Now she rose from her chair. “I’ll write a note for Mrs. Trask, instructing what necessities to leave inside the service elevator. I’ll take one hot meal each evening at eight. But nothing for the first two nights, please — I feel over-ministered-to at present. Besides, Mrs. Trask will be away, and I wouldn’t want to discommode you.”
Proctor rose as well. He took hold of her arm. “Constance, you must listen to me—”
She glanced down at his hand, and then up into his face with a look that prompted him to immediately release his grasp.
“Thank you, Proctor, for respecting my wishes.”
Rising up on her toes, she surprised him again by lightly kissing his cheek. Then she turned, and — moving almost like a sleepwalker — headed to the far end of the library, where the service elevator was hidden behind a false set of bookcases. She swung open the twin bookcases, slipped inside the waiting elevator, closed it behind her — and was gone.
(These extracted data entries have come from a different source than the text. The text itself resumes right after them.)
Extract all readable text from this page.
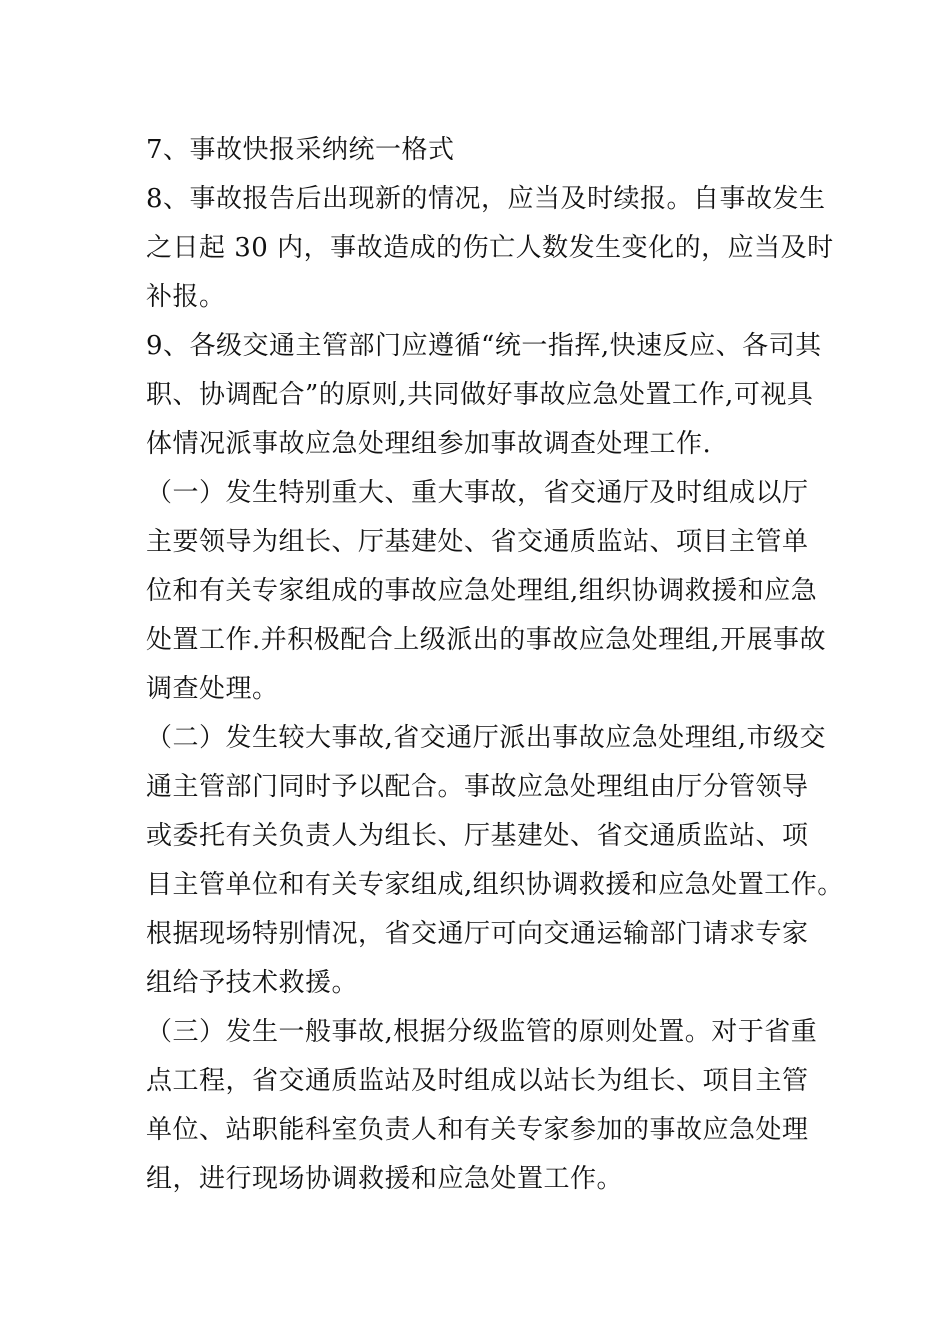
7、事故快报采纳统一格式
8、事故报告后出现新的情况，应当及时续报。自事故发生
之日起 30 内，事故造成的伤亡人数发生变化的，应当及时
补报。
9、各级交通主管部门应遵循“统一指挥,快速反应、各司其
职、协调配合”的原则,共同做好事故应急处置工作,可视具
体情况派事故应急处理组参加事故调查处理工作.
（一）发生特别重大、重大事故，省交通厅及时组成以厅
主要领导为组长、厅基建处、省交通质监站、项目主管单
位和有关专家组成的事故应急处理组,组织协调救援和应急
处置工作.并积极配合上级派出的事故应急处理组,开展事故
调查处理。
（二）发生较大事故,省交通厅派出事故应急处理组,市级交
通主管部门同时予以配合。事故应急处理组由厅分管领导
或委托有关负责人为组长、厅基建处、省交通质监站、项
目主管单位和有关专家组成,组织协调救援和应急处置工作。
根据现场特别情况，省交通厅可向交通运输部门请求专家
组给予技术救援。
（三）发生一般事故,根据分级监管的原则处置。对于省重
点工程，省交通质监站及时组成以站长为组长、项目主管
单位、站职能科室负责人和有关专家参加的事故应急处理
组，进行现场协调救援和应急处置工作。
Proctor stared at the spot for a long moment. This was crazy. He shook his head and turned away. Once again, the absence of Pendergast was like a shadow cast over the mansion — and over him. He needed time to be alone, to think this through.
He walked out of the library, took a turn down the hall, opened a door that led into a carpeted hallway, and mounted a crooked staircase leading to the old servants’ quarters. Gaining the third-floor landing, he walked down another corridor until he reached the door to his small apartment of rooms. He opened it, stepped inside, and closed it behind him.